É exatamente aí que reside a potente resistência criativa aos padrões hegemônicos: nessa emergente fonte de energia e inventividade, advinda de uma multiplicidade de manifestações coletivas e de multidões que explodem a cada momento.

Pode-se apontar as lutas minoritárias (micro revoluções moleculares) como uma das principais tendências dos movimentos de resistência na contemporaneidade, em oposição à automação, à normatização, à codificação, à totalização e ao controle, ou seja, à axiomática capitalista e tudo àquilo que escapa ao sistema.

A música, por exemplo, tem a capacidade de captar forças, através de um bloco de sensações (perceptos e afetos) - tornar sonoras forças não sonoras. Assim como a pintura tem a capacidade de tornar visíveis forças não visíveis. Inventar formas, captar forças, vibrações e conversações sonoras – todas essas condições em sua máxima potência podem desencadear um devir sensível nas artes e provocar as mais intempestivas criações.

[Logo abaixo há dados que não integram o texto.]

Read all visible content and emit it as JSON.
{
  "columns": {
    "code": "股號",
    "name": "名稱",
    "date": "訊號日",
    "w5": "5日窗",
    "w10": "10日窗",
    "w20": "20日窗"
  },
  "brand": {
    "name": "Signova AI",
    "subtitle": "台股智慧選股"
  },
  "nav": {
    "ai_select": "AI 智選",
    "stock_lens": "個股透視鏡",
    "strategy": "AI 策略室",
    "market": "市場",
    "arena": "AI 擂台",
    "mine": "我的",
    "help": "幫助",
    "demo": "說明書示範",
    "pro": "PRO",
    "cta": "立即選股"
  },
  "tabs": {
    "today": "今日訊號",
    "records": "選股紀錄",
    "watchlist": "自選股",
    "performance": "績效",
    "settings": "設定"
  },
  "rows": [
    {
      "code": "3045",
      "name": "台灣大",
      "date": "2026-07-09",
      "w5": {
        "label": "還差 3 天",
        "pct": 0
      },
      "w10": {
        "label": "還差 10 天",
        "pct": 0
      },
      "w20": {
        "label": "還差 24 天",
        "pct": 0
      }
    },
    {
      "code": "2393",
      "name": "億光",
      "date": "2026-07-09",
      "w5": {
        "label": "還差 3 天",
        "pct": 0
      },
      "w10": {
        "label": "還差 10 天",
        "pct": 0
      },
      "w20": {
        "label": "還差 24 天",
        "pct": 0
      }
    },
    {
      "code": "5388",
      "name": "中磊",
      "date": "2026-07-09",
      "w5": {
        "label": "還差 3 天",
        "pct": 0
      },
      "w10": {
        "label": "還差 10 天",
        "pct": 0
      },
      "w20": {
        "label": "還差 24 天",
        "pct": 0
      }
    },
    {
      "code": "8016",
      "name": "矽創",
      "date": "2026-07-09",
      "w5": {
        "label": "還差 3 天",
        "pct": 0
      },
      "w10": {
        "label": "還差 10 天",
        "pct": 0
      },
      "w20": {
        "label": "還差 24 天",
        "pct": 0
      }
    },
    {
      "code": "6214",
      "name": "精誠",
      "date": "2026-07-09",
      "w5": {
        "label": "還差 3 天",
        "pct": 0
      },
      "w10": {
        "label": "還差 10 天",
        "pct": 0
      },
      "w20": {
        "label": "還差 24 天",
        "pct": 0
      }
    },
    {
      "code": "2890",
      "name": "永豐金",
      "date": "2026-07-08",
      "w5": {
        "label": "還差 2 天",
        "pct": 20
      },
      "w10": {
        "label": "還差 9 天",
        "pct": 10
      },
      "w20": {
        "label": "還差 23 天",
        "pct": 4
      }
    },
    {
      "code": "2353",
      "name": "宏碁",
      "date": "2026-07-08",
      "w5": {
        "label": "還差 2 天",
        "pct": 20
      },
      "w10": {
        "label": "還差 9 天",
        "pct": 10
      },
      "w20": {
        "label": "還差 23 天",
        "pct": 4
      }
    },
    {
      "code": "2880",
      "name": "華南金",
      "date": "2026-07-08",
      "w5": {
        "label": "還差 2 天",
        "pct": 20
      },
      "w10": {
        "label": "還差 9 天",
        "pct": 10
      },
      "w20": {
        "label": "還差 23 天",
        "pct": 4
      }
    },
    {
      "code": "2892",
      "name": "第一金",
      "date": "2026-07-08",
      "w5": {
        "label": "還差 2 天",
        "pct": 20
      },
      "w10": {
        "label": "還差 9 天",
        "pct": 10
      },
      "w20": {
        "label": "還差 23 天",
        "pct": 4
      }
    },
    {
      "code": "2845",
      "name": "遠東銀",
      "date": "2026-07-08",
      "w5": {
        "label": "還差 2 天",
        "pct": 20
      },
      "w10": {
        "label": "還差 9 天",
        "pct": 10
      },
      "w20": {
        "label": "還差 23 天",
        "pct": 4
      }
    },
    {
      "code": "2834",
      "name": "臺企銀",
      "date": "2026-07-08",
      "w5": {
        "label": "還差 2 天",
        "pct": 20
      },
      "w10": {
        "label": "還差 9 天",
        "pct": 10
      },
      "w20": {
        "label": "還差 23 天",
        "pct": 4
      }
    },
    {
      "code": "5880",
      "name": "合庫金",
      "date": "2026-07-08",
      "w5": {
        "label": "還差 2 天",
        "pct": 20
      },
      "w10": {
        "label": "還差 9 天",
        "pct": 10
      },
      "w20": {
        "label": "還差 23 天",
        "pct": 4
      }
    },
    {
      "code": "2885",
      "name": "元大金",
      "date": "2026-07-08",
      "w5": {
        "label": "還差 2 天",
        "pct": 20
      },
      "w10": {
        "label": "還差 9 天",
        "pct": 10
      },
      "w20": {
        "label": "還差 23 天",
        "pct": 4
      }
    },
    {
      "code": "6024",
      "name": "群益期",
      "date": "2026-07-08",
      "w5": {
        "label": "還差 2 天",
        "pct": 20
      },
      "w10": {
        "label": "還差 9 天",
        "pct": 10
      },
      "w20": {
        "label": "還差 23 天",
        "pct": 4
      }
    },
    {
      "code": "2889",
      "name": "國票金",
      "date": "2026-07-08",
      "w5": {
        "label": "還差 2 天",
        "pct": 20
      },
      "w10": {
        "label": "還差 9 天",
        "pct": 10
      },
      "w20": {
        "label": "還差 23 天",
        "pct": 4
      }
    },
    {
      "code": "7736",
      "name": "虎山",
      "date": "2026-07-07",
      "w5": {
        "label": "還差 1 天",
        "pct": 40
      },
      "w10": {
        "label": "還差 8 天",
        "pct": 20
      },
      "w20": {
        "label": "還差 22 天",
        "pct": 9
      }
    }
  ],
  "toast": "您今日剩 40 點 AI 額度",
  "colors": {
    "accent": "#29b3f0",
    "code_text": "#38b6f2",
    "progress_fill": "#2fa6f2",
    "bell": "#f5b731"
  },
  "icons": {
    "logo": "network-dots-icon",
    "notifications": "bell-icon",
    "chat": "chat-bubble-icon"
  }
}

Entre criações e resistências, as diversas expressões e produções artísticas imbricadas nas artes do fazer, podem funcionar como dispositivos para encontrar as brechas de uma ação política eficaz. E assim, na desobediência civil, em energias pontuais, em curtos-circuitos, nas pequenas guerrilhas culturais em que se faz a disputa dos sentidos, é que o papel dos artistas pode coexistir com essa força que vem das multidões: não mais abrir portas, mas fabricar ferramentas para que cada um possa abrir as suas próprias portas.

Ariadne Moraes

Ariadne Moraes, nascida em Maringá-PR, desembarcou em terras soteropolitanas no início da década de 1980. É arquiteta e urbanista, além de professora e pesquisadora da Faculdade de Arquitetura da UFBA. Ex-produtora e agitadora cultural, foi integrante do coletivo de hipermídia Soononmoon e uma das fundadoras da extinta Rádio D’arq, a primeira rádio universitária da UFBA. Amante das artes e da natureza, transita entre a filosofia, a micropolítica e a resistência criativa!